Lottery officials said the remaining tracks still intend to make their first installments toward the $65 million licenses, though legal challenges have made lining up investors difficult.
The lottery intends to have slots operating at tracks by May.
Three separate lawsuits have been filed against Gov. Ted Strickland’s plan to allow racetrack slots to help beef up the state budget. For the two-year budget that started July 1, the state is banking on generating $933 million from the license fees and half of the revenue from 17,500 slot machines.
Critics said the missed deadline, combined with legal challenges and other issues, adds to concerns about the state’s decision and ability to use the slots to raise the needed revenue.
“We’re off to a very shaky start with this thing,” said state Rep.
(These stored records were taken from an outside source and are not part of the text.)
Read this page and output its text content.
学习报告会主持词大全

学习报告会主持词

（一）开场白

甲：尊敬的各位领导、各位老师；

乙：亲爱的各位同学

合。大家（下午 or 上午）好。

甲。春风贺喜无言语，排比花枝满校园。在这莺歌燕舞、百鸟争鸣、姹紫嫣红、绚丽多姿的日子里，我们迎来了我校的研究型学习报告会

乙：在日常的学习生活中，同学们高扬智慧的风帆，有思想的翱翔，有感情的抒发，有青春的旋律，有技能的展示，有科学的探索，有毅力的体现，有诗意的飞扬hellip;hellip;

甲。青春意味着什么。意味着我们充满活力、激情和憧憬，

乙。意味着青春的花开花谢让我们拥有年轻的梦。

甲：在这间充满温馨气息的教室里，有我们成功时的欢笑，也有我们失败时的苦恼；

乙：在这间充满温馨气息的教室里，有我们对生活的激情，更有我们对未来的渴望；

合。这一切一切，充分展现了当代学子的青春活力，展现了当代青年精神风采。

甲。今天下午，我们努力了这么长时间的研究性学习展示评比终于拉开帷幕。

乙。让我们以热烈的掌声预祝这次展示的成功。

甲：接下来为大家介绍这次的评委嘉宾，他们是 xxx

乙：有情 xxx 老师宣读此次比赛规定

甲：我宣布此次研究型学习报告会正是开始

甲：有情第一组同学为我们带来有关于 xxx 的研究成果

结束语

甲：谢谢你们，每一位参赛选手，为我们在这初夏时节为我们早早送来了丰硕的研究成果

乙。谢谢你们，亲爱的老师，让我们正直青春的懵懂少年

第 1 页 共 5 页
Ron Amstutz, R-Wooster, the top minority member of the House Finance Committee and part of a group challenging the slots proposal in court.
A poll released Tuesday shows that 60 percent of Ohio voters support the decision to install slot machines at racetracks, with 34 percent opposed. The Quinnipiac University telephone survey of 1,074 Ohio voters was taken between Sept. 10 and 13. The margin of error is plus or minus 3 percentage points.
Dan Gilbert, majority owner of the Cleveland Cavaliers, is pushing a ballot issue that would sanction the construction of casinos in four Ohio cities. He doesn’t think the racetrack slot machines will hurt the casino business.